Louise Michel: A hero of the Paris Commune

January 19, 2005
Issue 

Louise Michel
Edited by Nick McClellan
Ocean Press, Melbourne, 2004

118 pages, $11.95
Order from <http://www.oceanbooks.com.au>.

REVIEW BY OWEN RICHARDS

In 1871, for the first time in history, the working class "stormed heaven" by taking state power and reorganising French society in the interests of the majority. Among the lesser-known leaders of this radical experiment was Louise Michel, who remained a radical internationalist for the rest of her life. Her example should not be forgotten; this book goes some way to preserving it.

The impetus for the French workers' rebellion was the two-decade-long oppressive monarchy of Louis Napoleon III. In 1870, Napoleon III made aggressive overtures toward Prussia, then led by Otto von Bismarck. Prussia began to defend itself and had soon outflanked the French army, capturing an 80,000-troop battalion and the "emperor" himself.

On October 4, the French people, irreconcilably hostile to the idea of Prussian occupation, rose up en masse and established a republic and a provisional "government of national defence". This government, headed by bourgeois forces under Adolphe Thiers, led the fight against the Prussian troops. The workers were also armed and drawn into the struggle.

However, Thiers' forces were lukewarm in their national defence and began to fear the armed workers more than the Prussian troops, who had by now all but surrounded Paris. On January 28, 1871, Thiers, who, along with the bourgeois forces had fled Paris for Versailles, surrendered Paris to Prussia.

Unperturbed, the workers alone continued to defend Paris, so Thiers sent troops to disarm them by attempting to take away their cannon on the false basis that they belonged to the state. The workers resisted and Thiers' forces mutinied, shooting their officer and joining the workers.

A week later, on March 26, 1871, more than 229,000 Parisians voted for an 80-member municipal council — the Paris Commune.

Michel was a hero of the Commune, mobilising women in active support. She became the chairperson of the Women's Vigilance Committee and was also an active participant in various other women's groups and community associations. She also organised childcare for the 200 children in besieged Paris.

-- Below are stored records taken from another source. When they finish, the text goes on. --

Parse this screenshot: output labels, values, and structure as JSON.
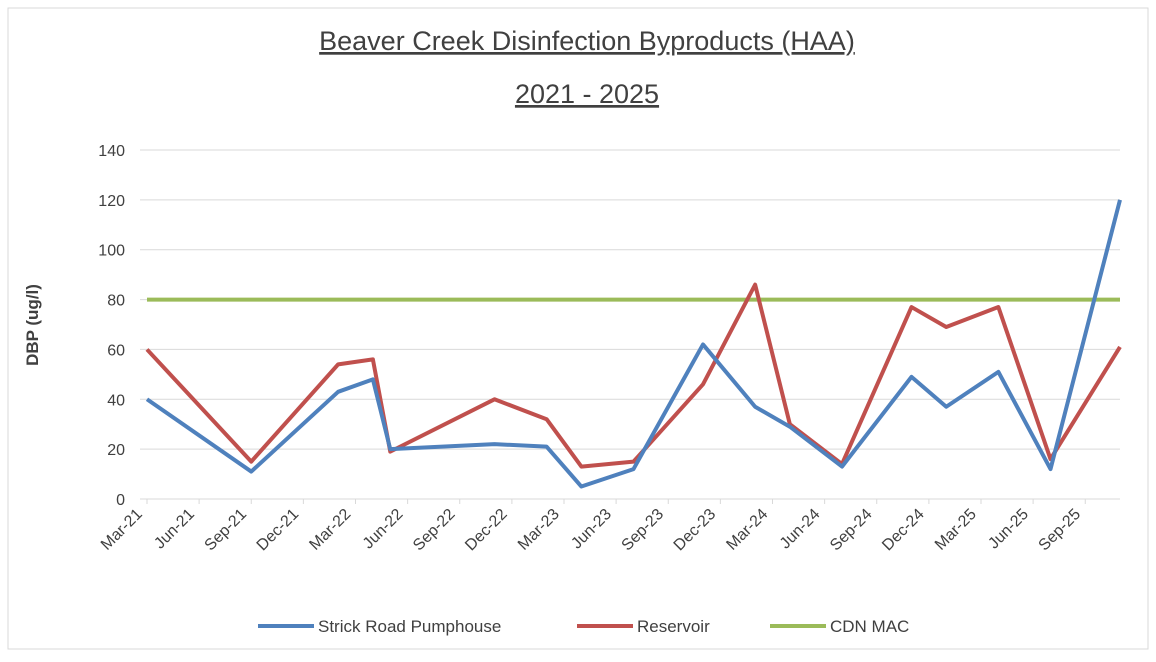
{
  "chart_data": {
    "type": "line",
    "title": [
      "Beaver Creek Disinfection Byproducts (HAA)",
      "2021 - 2025"
    ],
    "y_label": "DBP (ug/l)",
    "x": [
      "2021-03",
      "2021-09",
      "2022-02",
      "2022-04",
      "2022-05",
      "2022-11",
      "2023-02",
      "2023-04",
      "2023-07",
      "2023-11",
      "2024-02",
      "2024-04",
      "2024-07",
      "2024-11",
      "2025-01",
      "2025-04",
      "2025-07",
      "2025-11"
    ],
    "series": [
      {
        "name": "Strick Road Pumphouse",
        "color": "#4f81bd",
        "values": [
          40,
          11,
          43,
          48,
          20,
          22,
          21,
          5,
          12,
          62,
          37,
          29,
          13,
          49,
          37,
          51,
          12,
          120
        ]
      },
      {
        "name": "Reservoir",
        "color": "#c0504d",
        "values": [
          60,
          15,
          54,
          56,
          19,
          40,
          32,
          13,
          15,
          46,
          86,
          30,
          14,
          77,
          69,
          77,
          16,
          61
        ]
      },
      {
        "name": "CDN MAC",
        "color": "#9bbb59",
        "values": [
          80,
          80,
          80,
          80,
          80,
          80,
          80,
          80,
          80,
          80,
          80,
          80,
          80,
          80,
          80,
          80,
          80,
          80
        ]
      }
    ],
    "xlim": [
      "2021-03",
      "2025-11"
    ],
    "xticks": [
      {
        "value": "2021-03",
        "label": "Mar-21"
      },
      {
        "value": "2021-06",
        "label": "Jun-21"
      },
      {
        "value": "2021-09",
        "label": "Sep-21"
      },
      {
        "value": "2021-12",
        "label": "Dec-21"
      },
      {
        "value": "2022-03",
        "label": "Mar-22"
      },
      {
        "value": "2022-06",
        "label": "Jun-22"
      },
      {
        "value": "2022-09",
        "label": "Sep-22"
      },
      {
        "value": "2022-12",
        "label": "Dec-22"
      },
      {
        "value": "2023-03",
        "label": "Mar-23"
      },
      {
        "value": "2023-06",
        "label": "Jun-23"
      },
      {
        "value": "2023-09",
        "label": "Sep-23"
      },
      {
        "value": "2023-12",
        "label": "Dec-23"
      },
      {
        "value": "2024-03",
        "label": "Mar-24"
      },
      {
        "value": "2024-06",
        "label": "Jun-24"
      },
      {
        "value": "2024-09",
        "label": "Sep-24"
      },
      {
        "value": "2024-12",
        "label": "Dec-24"
      },
      {
        "value": "2025-03",
        "label": "Mar-25"
      },
      {
        "value": "2025-06",
        "label": "Jun-25"
      },
      {
        "value": "2025-09",
        "label": "Sep-25"
      }
    ],
    "ylim": [
      0,
      140
    ],
    "yticks": [
      0,
      20,
      40,
      60,
      80,
      100,
      120,
      140
    ],
    "grid": true,
    "legend": "bottom"
  }
}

Radicalising in the 1840s through her experience of peasant life in rural France, Michel was swept up into the workers' movement in 1870. The rest of her life was entirely dedicated to the struggle — despite years of prison and exile.

While her actions in the leadership of the Commune established her political reputation, especially in France, her resolute defiance of the Empire for the next 30 years of her life are equally inspiring.

Michel escaped the bloodbath unleashed by the bourgeoisie on the Commune after its defeat. Nevertheless, she was exiled to the South Pacific French colony New Caledonia. There she championed the 1878 revolt of the Kanakas, despite most of her Communard compatriots supporting the French administration.

Michel's anti-racism was uncompromising. In her Memoires she recognised that "The Kanakas were seeking the same liberty we had sought in the Commune".

Unbroken by prison, exile and the mass murder of her comrades, Michel returned to Paris after a general amnesty was announced in 1880. By 1883 she was again in court for leading a workers demonstration through Paris.

This fifth volume in Ocean Press' expanding "Rebel Lives'' library provides a rounded view of the Paris Commune, featuring a collection of articles and extracts from various socialist authors in a roughly chronological fashion. About half the pages are Louis Michel's; the rest are writings of contemporaries of the Commune such as Karl Marx and Frederick Engels, while subsequent comment by 20th century socialists ranges from V I Lenin to Paul Foot and Sheila Rowbotham.

A handy introduction to both the Commune and its incendiary heroine, this book suffers at times however from its ambition, coming across as fragmentary in its attempt to give as many possible angles on the Commune in so few pages.

Nevertheless, if the aim of Louise Michel is to whet the readers' appetite for further study of the Commune, it achieves its aim. And what better introduction to the Commune than through the words and example of its inspiring yet little known heroine?

From Green Left Weekly, January 19, 2005.